Book* Reviews bring interesting mathematical sciences and education publications drawn from across the entire spectrum of mathematics to the attention of the CMS readership. Comments, suggestions, and submissions are welcome.*

**Karl Dilcher, ***Dalhousie University (notes-reviews@cms.math.ca)*

**Where Do Numbers Come From?**by T. W. Körner

Cambridge University Press, 2019

ISBN: 978-1-108-73838-5

Reviewed by Karl Dilcher

A concise and accurate description of the purpose and contents of this book is given by the text on the back cover of this paperback, which I’ll quote in full:

Why do we need the real numbers? How should we construct them? These questions arose in the nineteenth century, along with the ideas and techniques needed to address them. Nowadays it is commonplace for apprentice mathematicians to hear ‘we shall assume the standard properties of the real numbers’ as part of their training. But exactly what are those properties? And why can we assume them?

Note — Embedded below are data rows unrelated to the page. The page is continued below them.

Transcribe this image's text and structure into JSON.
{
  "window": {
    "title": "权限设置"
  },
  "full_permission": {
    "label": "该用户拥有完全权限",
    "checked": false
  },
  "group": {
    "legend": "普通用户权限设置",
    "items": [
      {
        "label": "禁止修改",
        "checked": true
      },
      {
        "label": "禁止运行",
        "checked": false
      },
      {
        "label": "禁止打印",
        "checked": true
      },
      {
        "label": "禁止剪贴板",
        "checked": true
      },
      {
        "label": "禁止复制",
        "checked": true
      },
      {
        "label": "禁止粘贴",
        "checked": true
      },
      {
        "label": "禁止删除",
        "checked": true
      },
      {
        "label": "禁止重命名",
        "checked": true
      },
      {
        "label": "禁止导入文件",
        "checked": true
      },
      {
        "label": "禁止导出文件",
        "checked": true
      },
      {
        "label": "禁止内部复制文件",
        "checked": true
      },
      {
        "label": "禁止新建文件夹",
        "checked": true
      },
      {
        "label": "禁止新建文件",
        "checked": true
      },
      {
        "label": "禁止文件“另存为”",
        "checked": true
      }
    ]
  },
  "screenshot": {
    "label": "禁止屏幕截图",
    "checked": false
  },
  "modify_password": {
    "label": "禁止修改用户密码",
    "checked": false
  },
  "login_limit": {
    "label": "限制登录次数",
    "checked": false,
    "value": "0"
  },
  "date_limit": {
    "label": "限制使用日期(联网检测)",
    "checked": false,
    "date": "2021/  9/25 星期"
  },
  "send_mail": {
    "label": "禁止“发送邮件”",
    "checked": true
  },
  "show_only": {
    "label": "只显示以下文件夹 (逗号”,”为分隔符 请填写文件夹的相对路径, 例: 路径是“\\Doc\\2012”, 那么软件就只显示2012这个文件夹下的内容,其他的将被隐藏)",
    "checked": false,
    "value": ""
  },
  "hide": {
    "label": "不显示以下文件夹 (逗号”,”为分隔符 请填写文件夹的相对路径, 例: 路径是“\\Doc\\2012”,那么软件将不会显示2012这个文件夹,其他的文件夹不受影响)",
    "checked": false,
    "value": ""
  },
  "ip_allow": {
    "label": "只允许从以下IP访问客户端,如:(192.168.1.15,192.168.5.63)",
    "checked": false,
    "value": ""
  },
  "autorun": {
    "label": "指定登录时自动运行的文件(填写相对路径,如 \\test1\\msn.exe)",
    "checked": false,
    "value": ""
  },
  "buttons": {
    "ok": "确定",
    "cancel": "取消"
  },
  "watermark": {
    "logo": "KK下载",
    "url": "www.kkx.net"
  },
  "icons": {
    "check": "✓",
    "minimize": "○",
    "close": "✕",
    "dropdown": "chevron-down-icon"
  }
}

This book is clearly and entertainingly written for those students, with historical asides and exercises to foster understanding. Starting with the natural (counting) numbers and then looking at the rational numbers (fractions) and negative numbers, the author builds to a careful construction of the real numbers followed by the complex numbers, leaving the reader fully equipped with all the number systems required by modern mathematical analysis. Additional chapters on polynomials and quarternions provide further context for any reader wanting to delve deeper.

The author acknowledges a few older essays and books that cover some of the same ground. I quote from the Introduction:

“The question ‘What are numbers?’ […] has interested several important philosophers and mathematicians. The answer given in this books is essentially that given by Dedekind in two essays, ‘Stetigkeit und irrationale Zahlen’ (‘Continuity and irrational numbers’) and ‘Was sind und was sollen die Zahlen’ (‘What are numbers and what should they be?’)” Later in the Introduction the author writes, “If the reader finds this text too verbose or insufficiently precise, she should read Landau’s *Foundations of Analysis*, a little gem of a book which covers the same ground with great precision and without a wasted word.”

Some of the topics that go beyond strictly developing the number systems are worth mentioning: The section ‘Some Pretty Theorems’ deals with Fermat’s little theorem and Wilson’s theorem, after a brief introduction to finite fields. The section ‘A New Use for Old Numbers’ begins with the Morse code and proceeds to Hamming codes. Other sections with intriguing titles include ‘Mathematics Becomes a Profession’, ‘How Can We Justify Calculus?, and ‘Are the Real Numbers Real?’

The book contains numerous exercises, and I like the author’s advice to “*read *the statements of the exercises carefully, but *work through* only the ones that interest [you]”. Sketch solutions to most exercises can be found on the author’s homepage.

“Where do numbers come from?” is a question every mathematician should ask, and hopefully every student as well. The answer to this, and many other interesting questions and problems, can be found in this engaging book.